Editorial

It’s time for America to come to its senses over guns

Posted

Listening to Gabrielle “Gabby” Giffords speak, you’re quickly overcome by the urge to cry. The former congresswoman was once known for her incisive rhetoric, delivered with a magnetic smile. Then, at age 40, she was shot one sunny January day in 2011 outside Tucson, Ariz., while chatting with constituents in front of a Safeway supermarket.
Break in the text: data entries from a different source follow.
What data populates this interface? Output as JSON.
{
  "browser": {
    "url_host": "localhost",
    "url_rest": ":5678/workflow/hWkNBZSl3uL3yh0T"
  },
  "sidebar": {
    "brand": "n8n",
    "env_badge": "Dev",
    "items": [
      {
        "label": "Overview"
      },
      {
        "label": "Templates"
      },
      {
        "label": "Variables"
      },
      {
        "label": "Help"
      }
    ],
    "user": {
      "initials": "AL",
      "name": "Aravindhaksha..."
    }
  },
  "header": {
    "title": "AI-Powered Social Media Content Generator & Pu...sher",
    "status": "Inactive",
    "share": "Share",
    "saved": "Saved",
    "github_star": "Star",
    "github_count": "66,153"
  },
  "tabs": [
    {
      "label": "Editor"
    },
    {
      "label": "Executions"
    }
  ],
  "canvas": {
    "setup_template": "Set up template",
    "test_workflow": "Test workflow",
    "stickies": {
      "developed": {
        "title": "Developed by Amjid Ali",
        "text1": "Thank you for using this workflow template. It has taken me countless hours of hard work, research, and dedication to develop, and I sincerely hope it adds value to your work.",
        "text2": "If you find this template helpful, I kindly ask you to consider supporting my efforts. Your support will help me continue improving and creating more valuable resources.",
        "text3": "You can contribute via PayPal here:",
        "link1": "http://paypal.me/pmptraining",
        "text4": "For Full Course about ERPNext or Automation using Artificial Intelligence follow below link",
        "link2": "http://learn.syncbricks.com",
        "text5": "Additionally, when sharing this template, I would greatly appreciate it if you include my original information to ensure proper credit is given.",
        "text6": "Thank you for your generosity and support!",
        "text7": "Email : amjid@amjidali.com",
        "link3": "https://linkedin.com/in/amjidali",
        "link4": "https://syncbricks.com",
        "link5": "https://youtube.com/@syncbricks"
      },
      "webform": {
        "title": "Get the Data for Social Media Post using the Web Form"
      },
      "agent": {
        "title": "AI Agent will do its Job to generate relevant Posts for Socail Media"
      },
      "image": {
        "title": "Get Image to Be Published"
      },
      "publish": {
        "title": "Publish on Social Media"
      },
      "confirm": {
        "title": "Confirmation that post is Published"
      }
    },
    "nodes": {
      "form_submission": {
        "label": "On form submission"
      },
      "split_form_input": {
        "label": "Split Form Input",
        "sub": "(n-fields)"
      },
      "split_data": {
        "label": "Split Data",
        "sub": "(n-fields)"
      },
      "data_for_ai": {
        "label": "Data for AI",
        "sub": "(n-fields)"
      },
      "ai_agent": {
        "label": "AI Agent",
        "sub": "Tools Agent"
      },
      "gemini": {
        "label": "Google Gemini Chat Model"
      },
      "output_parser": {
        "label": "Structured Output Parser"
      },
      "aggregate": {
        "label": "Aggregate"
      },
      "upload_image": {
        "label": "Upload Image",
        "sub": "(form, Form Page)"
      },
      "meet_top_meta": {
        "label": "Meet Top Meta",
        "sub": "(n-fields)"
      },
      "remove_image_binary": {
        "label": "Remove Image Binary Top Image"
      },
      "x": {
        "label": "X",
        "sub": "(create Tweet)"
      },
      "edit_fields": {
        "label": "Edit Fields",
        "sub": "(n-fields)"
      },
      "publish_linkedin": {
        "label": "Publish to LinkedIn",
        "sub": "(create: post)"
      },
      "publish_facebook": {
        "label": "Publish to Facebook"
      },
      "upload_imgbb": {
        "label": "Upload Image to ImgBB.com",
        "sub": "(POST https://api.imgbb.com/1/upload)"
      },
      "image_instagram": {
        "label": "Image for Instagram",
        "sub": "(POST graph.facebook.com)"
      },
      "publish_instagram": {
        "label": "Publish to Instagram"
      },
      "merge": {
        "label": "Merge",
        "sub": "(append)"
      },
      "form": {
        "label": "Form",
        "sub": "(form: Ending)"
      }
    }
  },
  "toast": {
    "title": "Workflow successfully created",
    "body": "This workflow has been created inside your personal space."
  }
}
The 22-year-old gunman, angered by Giffords’s political views, had targeted her. Six died in the attack, and 10 others besides Giffords were injured.

Giffords may have survived, but her speech did not. Her words once flowed easily, but now she measures each one, rehearsing phrases to string them together in coherent sentences before speaking in public.
It is a miracle that she is able to utter a word. The bullet that struck her pierced the left side of her brain, leaving her unable to talk for two months. Through speech therapy, she regained the ability to speak, but only in short, labored bursts.

That challenge was obvious during Northwell Health’s second Gun Violence Prevention Forum, a two-hour meeting of gun safety experts, medical practitioners, policy makers and elected leaders from around the country on Dec. 10. Giffords spoke alongside U.S. Rep. Brian Fitzpatrick, a Pennsylvania Republican who supports a federal universal background check for firearm purchases, and whom Giffords, a Democrat, has endorsed for Congress.

We applaud Northwell Health — in particular Michael Dowling, its president and CEO — for taking a leading role in fostering dialogue about gun safety, while also funding gun violence research: Northwell put up $1 million last December to study America’s “pandemic of gun violence,” as Dowling calls it.

We also applaud Giffords, who, despite the physical pain and mental anguish she endures, has been an outspoken proponent of common-sense gun laws that are intended not to take away anyone’s right to bear arms, but rather to enact safeguards — like background checks — to ensure that guns do not end up in the hands of criminals or those suffering from mental illness.

No doubt, we need to understand the root causes of our nation’s crisis of gun violence, which kills an average of 110 people a day — two-thirds by suicide. With a $1.4 million grant from the National Institutes of Health, Northwell is conducting a major research study at three of its hospitals, asking emergency room patients about the presence of guns in their homes to assess their risk of injury or death by a firearm.

Our nation desperately needs studies like this one. From 1996 to 2019, Congress, tied up in knots by the powerful gun lobby, refused to fund firearms research. Only recently, thanks to the monumental efforts of gun safety activists like Giffords, is Congress starting to parcel out research funds. In its 2020 budget, it earmarked $25 million for the Centers for Disease Control and Prevention and the National Institutes of Health to study gun violence.

Over the past two and a half decades, roughly a million people have died by gun in this country, with about 170 mass shootings. After the shooting at Sandy Hook Elementary School in Newtown, Conn., in 2012 — in which 26 died, including 20 6- and 7-year-olds — Giffords and her husband, former astronaut Mark Kelly, who was recently elected in Arizona to the U.S. Senate, founded a nonprofit, simply called Giffords, to raise funds for gun violence research, lobby government to enact sensible gun legislation and educate the public about firearms safety.

Writing recently on Giffords.org’s blog, Kelly Drane noted that gun sales have surged during the coronavirus pandemic. We see this at any time of potential unrest in our nation — fear drives firearms sales to ever higher levels. In November, some 2 million gun sales were recorded — a 48 percent increase over the same month last year.

More guns, Drane rightly noted, do not make us safer. Quite the opposite.
We know that economic calamities such as the Great Recession of 2007 to 2010 increase the likelihood of suicide, according to the medical journal The Lancet. We also know that people who die by suicide are significantly more likely to use a gun than any other means. At the same time, according to Harvard University School of Public Health, more guns bring more homicides. Therefore, stemming our nation’s all-too-easy access to firearms should — and likely would — reduce gun violence.

The best way to effect change, Giffords noted last Thursday, is to “vote, vote, vote.”